The 4 popular FIRE strategies
FIRE stands for Financial Independence Retire Early. It's a movement dedicated to saving money and investing aggressively with the ultimate goal of being able to retire much younger than the standard age of 65.
The term FIRE was first popularized in a book by Vicki Robin called Your Money or Your Life way back in 1992. Since this book release and particularly in the last decade, the FIRE movement has taken off - particularly with millennials.
For a full breakdown on what FIRE is, check out one of my first articles called What is FIRE?
The reason why there are so many FIRE strategies is because every person who is chasing financial independence is different. They will have different incomes, different debts, different everything! When every persons financial situation is different, it's likely their goals will be too.
With everything popular, there is jargon related to it. The FIRE movement is no different. There are several popular versions which we'll cover today that will help you understand what the bloody hell they mean, and may even give you an idea of which one could become your goal in the future.
The 4% rule (or 25x expenses rule)
How much person A needs to become financially independent and have the option to retire early will be different from person B. However there is a common rule that's generally accepted in the personal finance community, and that's the 4% rule, also known as the 25x rule.
The 4% rule comes from the trinity study, which states that you should be able to live off your investment income for at least 30 years into retirement without running out of money if you withdraw no more than 4% of your portfolio each year.
The inverse of 4% is 25x. The end goal is the same - have enough to retire - and while the 4% rule tells you how much you could withdraw from your total portfolio each year, the 25x rule tells you how much you need in your portfolio to retire by multiplying your annual expenses by 25.
Here's an example:
Billy spends $60,000 each year and wants to know how much he needs invested to be able to retire and cover his expenses. He would multiply his annual expenses ($60k) by 25, which equals $1.5M. Billy would need $1.5M invested to retire. He would withdraw 4% of his $1.5M each year to cover his expenses, which is $60k, and not be at risk of running out of money.

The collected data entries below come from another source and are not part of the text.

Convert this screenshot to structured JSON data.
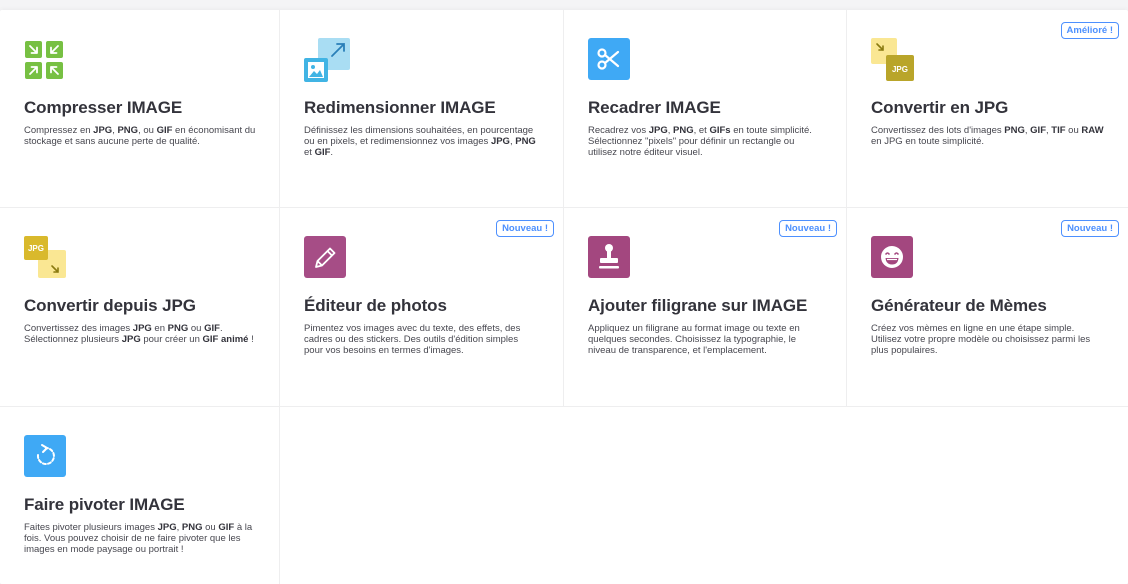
{
  "colors": {
    "compress": "#77c043",
    "resize": "#41b4e4",
    "crop": "#3fa9f5",
    "jpg_yellow": "#f5d33a",
    "jpg_olive": "#b9a52a",
    "editor": "#a64d86",
    "watermark": "#a3477f",
    "meme": "#a3477f",
    "rotate": "#3fa9f5",
    "badge": "#4d90fe"
  },
  "tools": [
    {
      "icon": "compress-arrows-icon",
      "title": "Compresser IMAGE",
      "badge": "",
      "desc": [
        {
          "t": "Compressez en "
        },
        {
          "t": "JPG",
          "b": true
        },
        {
          "t": ", "
        },
        {
          "t": "PNG",
          "b": true
        },
        {
          "t": ", ou "
        },
        {
          "t": "GIF",
          "b": true
        },
        {
          "t": " en économisant du stockage et sans aucune perte de qualité."
        }
      ]
    },
    {
      "icon": "resize-image-icon",
      "title": "Redimensionner IMAGE",
      "badge": "",
      "desc": [
        {
          "t": "Définissez les dimensions souhaitées, en pourcentage ou en pixels, et redimensionnez vos images "
        },
        {
          "t": "JPG",
          "b": true
        },
        {
          "t": ", "
        },
        {
          "t": "PNG",
          "b": true
        },
        {
          "t": " et "
        },
        {
          "t": "GIF",
          "b": true
        },
        {
          "t": "."
        }
      ]
    },
    {
      "icon": "scissors-icon",
      "title": "Recadrer IMAGE",
      "badge": "",
      "desc": [
        {
          "t": "Recadrez vos "
        },
        {
          "t": "JPG",
          "b": true
        },
        {
          "t": ", "
        },
        {
          "t": "PNG",
          "b": true
        },
        {
          "t": ", et "
        },
        {
          "t": "GIFs",
          "b": true
        },
        {
          "t": " en toute simplicité. Sélectionnez \"pixels\" pour définir un rectangle ou utilisez notre éditeur visuel."
        }
      ]
    },
    {
      "icon": "convert-to-jpg-icon",
      "title": "Convertir en JPG",
      "badge": "Amélioré !",
      "jpg_label": "JPG",
      "desc": [
        {
          "t": "Convertissez des lots d'images "
        },
        {
          "t": "PNG",
          "b": true
        },
        {
          "t": ", "
        },
        {
          "t": "GIF",
          "b": true
        },
        {
          "t": ", "
        },
        {
          "t": "TIF",
          "b": true
        },
        {
          "t": " ou "
        },
        {
          "t": "RAW",
          "b": true
        },
        {
          "t": " en JPG en toute simplicité."
        }
      ]
    },
    {
      "icon": "convert-from-jpg-icon",
      "title": "Convertir depuis JPG",
      "badge": "",
      "jpg_label": "JPG",
      "desc": [
        {
          "t": "Convertissez des images "
        },
        {
          "t": "JPG",
          "b": true
        },
        {
          "t": " en "
        },
        {
          "t": "PNG",
          "b": true
        },
        {
          "t": " ou "
        },
        {
          "t": "GIF",
          "b": true
        },
        {
          "t": ". Sélectionnez plusieurs "
        },
        {
          "t": "JPG",
          "b": true
        },
        {
          "t": " pour créer un "
        },
        {
          "t": "GIF animé",
          "b": true
        },
        {
          "t": " !"
        }
      ]
    },
    {
      "icon": "pencil-icon",
      "title": "Éditeur de photos",
      "badge": "Nouveau !",
      "desc": [
        {
          "t": "Pimentez vos images avec du texte, des effets, des cadres ou des stickers. Des outils d'édition simples pour vos besoins en termes d'images."
        }
      ]
    },
    {
      "icon": "stamp-icon",
      "title": "Ajouter filigrane sur IMAGE",
      "badge": "Nouveau !",
      "desc": [
        {
          "t": "Appliquez un filigrane au format image ou texte en quelques secondes. Choisissez la typographie, le niveau de transparence, et l'emplacement."
        }
      ]
    },
    {
      "icon": "laughing-face-icon",
      "title": "Générateur de Mèmes",
      "badge": "Nouveau !",
      "desc": [
        {
          "t": "Créez vos mèmes en ligne en une étape simple. Utilisez votre propre modèle ou choisissez parmi les plus populaires."
        }
      ]
    },
    {
      "icon": "rotate-icon",
      "title": "Faire pivoter IMAGE",
      "badge": "",
      "desc": [
        {
          "t": "Faites pivoter plusieurs images "
        },
        {
          "t": "JPG",
          "b": true
        },
        {
          "t": ", "
        },
        {
          "t": "PNG",
          "b": true
        },
        {
          "t": " ou "
        },
        {
          "t": "GIF",
          "b": true
        },
        {
          "t": " à la fois. Vous pouvez choisir de ne faire pivoter que les images en mode paysage ou portrait !"
        }
      ]
    }
  ]
}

Achieving FIRE: The common strategies
Regardless of which strategy is followed, the goal is the same: become financially independent with the option to retire earlier than the traditional age. Let's dive in and cover off the popular types of FIRE.
What is Coast FIRE?
CoastFIRE is when you have enough money saved and invested - and through the power of compounding - will have enough to retire at the traditional age of 65 without investing another cent. Essentially you could "coast" your way to financial independence (but not really retire early).
This will be a fairly low dollar figure if you're in your early 20's or 30's as you have a lot of time on your side for compound growth.
Here's an example of Coast FIRE:
If you're 25 and have $100,000 invested and didn't invest another dollar, you would have $2.1M at the age of 65 (assuming an 8% return). If you follow the 4% withdrawal rule you'd be spending $84,000 each year in retirement.
What is Lean FIRE?
Lean FIRE is when your portfolio value is large enough to cover your barebones living expenses each year, using the 4% withdrawal rule. Your yearly expenses would be limited to essential - such as housing, transport, etc. - and very limited non-essential spending - such as eating out, travel, etc.
Here's an example of Lean FIRE:
You're 45 years old and your barebones living expenses are $40k each year. You would need $1,000,000 invested in order to retire and cover your annual expenses.
What is Barista FIRE?
You've reached Barista FIRE if you have enough invested to cover your essential living expenses using the 4% rule. You would need a part time job, such as a Barista (hence the name) or anything else you enjoy, to cover the remainder of your expenses. This FIRE type is usually considered a hybrid between Lean FIRE and Fat FIRE.
Here's an example of Barista FIRE:
A 40 year old has a portfolio value of $1,000,000. Following the 4% rule they could withdraw $40,000 each year, which is enough for their essential expenses (housing, transport, groceries, etc.) but not enough to cover everything they want to do which would total $60,000. They work a job at a golf shop to earn the extra $20,000 needed each year.
What is Fat FIRE?
You want to do whatever you want (within reason) when you retire? Fat FIRE is your jam. When you achieve Fat FIRE you have a large enough portfolio value to withdraw from each year that covers ALL of your expenses.
Fat FIRE covers your essential AND non-essential expenses. Like to travel? That's covered. Like to eat out more than once per month? That'd be covered. It's the baller's version of FIRE.
Here's an example of Fat FIRE:
You have expenses that total to $100,000 each year. This includes your annual international vacation among other luxuries. Your investment portfolio sits at $2.5M which is enough to cover your annual needs and wants.
As you can see, there is no one size fits all approach to becoming financially independent and having the option to retire early. We've discussed the most common FIRE strategies, however there are many others out there - of which, a lot are subset of the ones we've discussed in some fashion - that you may hear from time to time.
Regardless of which FIRE type resonates with you most, all of them require the discipline to save and invest aggressively. You'll never achieve financial independence if you never save and invest. The earlier you want to achieve FI in life, the more aggressive you will have to be.